Le Japon a toujours été un pays fascinant vu d’Occident. La distance culturelle qui sépare les cultures nippone et occidentale semble à la fois infranchissable et, par moments, quasi-nulle. Pays de tradition centralisatrice, féodal, ayant longtemps disposé d’une monarchie sacrée de droit divin, culturellement rayonnant, le Japon rappelle par de nombreux aspects la France, même s’il s’en détache aussi très fortement. De retour d’une semaine au pays du Soleil levant, les impressions sur l’évolution stratégique et géoéconomique appellent des réflexions sur la situation des deux pays.

© Nicolas Mazzucchi

Comment oublier que la France – et les pays d’Europe de manière plus large – étaient avec le Japon (et bien sûr les Etats-Unis), les grandes puissances du XXe siècle finissant ? Dans les années 1990, la CIA publiait le rapport Japan 2000, lequel insistait sur la compétition entre Washington et Tokyo sur quasiment tous les plans.
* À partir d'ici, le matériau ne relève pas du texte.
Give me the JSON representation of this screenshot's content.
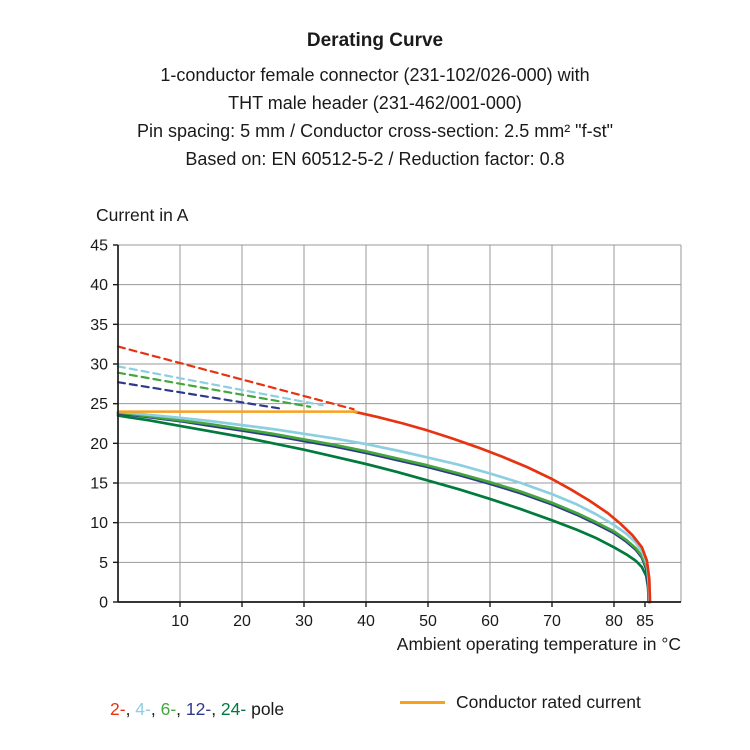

Le système d’intelligence économique japonais, la puissance du MITI (ministère du Commerce extérieur et de l’Industrie, devenu aujourd’hui METI), les grands consortiums, tout cela faisait trembler les Occidentaux. C’était avant la crise asiatique et l’émergence de la Chine et d’autres pays d’Asie ; les actifs internationaux auparavant concentrés au Japon s’étant depuis dispersés sur d’autres places asiatiques. Comme pour les puissances européennes, le Japon a connu une perte de puissance certaine, le pays a été dépassé par la Chine dans le classement des PIB mondiaux à la fin de la décennie 2000. Fukushima est venu ajouter une douloureuse péripétie à l’histoire du Japon post-XXe siècle.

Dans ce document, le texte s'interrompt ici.